The second featurette, On Location, is a shorter ordeal, but revisits the original locations and production memories. This is a “for fans only” kind of feature I’d say, really only interesting to those who love the mythology and real facts behind the magic of movie making, but as I said, it’s not terribly long, and interestingly informative at points, so I say it’s worth the quick watch.

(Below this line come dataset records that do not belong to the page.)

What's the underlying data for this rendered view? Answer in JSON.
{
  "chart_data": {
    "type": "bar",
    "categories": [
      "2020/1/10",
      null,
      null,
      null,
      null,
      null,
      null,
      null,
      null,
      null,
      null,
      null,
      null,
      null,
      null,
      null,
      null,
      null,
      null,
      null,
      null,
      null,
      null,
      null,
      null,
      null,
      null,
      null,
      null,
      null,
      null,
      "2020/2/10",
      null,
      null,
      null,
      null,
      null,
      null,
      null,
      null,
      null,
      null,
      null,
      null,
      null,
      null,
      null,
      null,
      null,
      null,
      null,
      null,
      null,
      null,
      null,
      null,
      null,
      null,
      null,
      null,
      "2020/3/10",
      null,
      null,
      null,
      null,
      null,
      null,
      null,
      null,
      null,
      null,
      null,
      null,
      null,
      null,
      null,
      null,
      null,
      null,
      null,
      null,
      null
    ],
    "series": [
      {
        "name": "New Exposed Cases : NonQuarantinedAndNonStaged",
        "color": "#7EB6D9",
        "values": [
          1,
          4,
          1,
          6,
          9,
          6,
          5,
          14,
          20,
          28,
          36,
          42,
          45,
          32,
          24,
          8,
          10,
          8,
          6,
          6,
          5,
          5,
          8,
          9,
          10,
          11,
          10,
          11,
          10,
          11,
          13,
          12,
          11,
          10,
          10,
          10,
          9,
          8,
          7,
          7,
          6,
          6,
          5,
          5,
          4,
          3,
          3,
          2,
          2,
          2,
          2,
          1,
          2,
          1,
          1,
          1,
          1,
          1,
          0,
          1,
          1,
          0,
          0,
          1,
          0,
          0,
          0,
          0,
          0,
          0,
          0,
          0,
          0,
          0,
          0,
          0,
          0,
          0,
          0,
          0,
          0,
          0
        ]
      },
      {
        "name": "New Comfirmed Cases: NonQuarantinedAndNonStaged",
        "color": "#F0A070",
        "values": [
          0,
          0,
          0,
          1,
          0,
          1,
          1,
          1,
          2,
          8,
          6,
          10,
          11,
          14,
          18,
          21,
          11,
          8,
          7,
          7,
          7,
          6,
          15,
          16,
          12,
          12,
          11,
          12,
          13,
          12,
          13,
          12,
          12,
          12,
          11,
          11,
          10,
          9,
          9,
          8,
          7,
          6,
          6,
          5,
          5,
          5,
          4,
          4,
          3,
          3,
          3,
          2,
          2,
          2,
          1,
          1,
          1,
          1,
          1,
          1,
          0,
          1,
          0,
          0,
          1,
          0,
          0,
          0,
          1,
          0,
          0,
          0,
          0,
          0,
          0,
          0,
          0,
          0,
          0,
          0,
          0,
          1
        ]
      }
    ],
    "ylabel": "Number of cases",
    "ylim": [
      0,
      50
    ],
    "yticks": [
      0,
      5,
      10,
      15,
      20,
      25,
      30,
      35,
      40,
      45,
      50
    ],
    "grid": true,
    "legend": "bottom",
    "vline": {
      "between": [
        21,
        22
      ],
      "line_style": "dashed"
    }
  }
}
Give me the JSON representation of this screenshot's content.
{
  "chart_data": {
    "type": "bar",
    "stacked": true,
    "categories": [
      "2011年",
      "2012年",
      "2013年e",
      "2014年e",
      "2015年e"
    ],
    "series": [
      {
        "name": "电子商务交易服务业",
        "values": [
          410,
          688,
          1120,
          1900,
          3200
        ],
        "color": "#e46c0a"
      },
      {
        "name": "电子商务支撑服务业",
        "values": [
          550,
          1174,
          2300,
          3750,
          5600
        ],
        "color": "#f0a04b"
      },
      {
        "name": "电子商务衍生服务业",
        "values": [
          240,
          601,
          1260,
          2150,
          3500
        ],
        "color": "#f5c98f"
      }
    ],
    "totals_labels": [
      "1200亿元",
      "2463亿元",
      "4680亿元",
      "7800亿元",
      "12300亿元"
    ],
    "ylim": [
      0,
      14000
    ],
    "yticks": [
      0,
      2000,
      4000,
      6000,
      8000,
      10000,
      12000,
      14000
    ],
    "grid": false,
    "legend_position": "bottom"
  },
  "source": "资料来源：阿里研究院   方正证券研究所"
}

After numerous Halloween re-issues and releases, one has to ask, what does this newest edition bring to the table? With a bolstered high definition quality approved by Dean Cundey, there’s a certain amount of draw right there, but for those already owning an older version, I wouldn’t say sell what you’ve got for the 35th Anniversary release. There are some cool tidbits for hardcore fans, but not enough to justify owning a third copy of Carpenter’s film.
With that said, if Halloween hasn’t been added to your Blu-Ray collection yet, this 35th Anniversary Special Edition release holds the best bang for your buck. Sporting a sleek, cool, minimalistic case and beefed up visuals, it’s a quality watch for such an influential horror showstopper. I may not have been able to appreciate what Carpenter accomplished in my earlier years, but luckily this special edition granted me a chance to re-evaluate my opinion for the better.
John Carpenter achieves horror through simplicity in his indie-slasher smash hit Halloween, scaring audiences with technical prowess and proper filmmaking, building Myers' legend through camera angles and tension.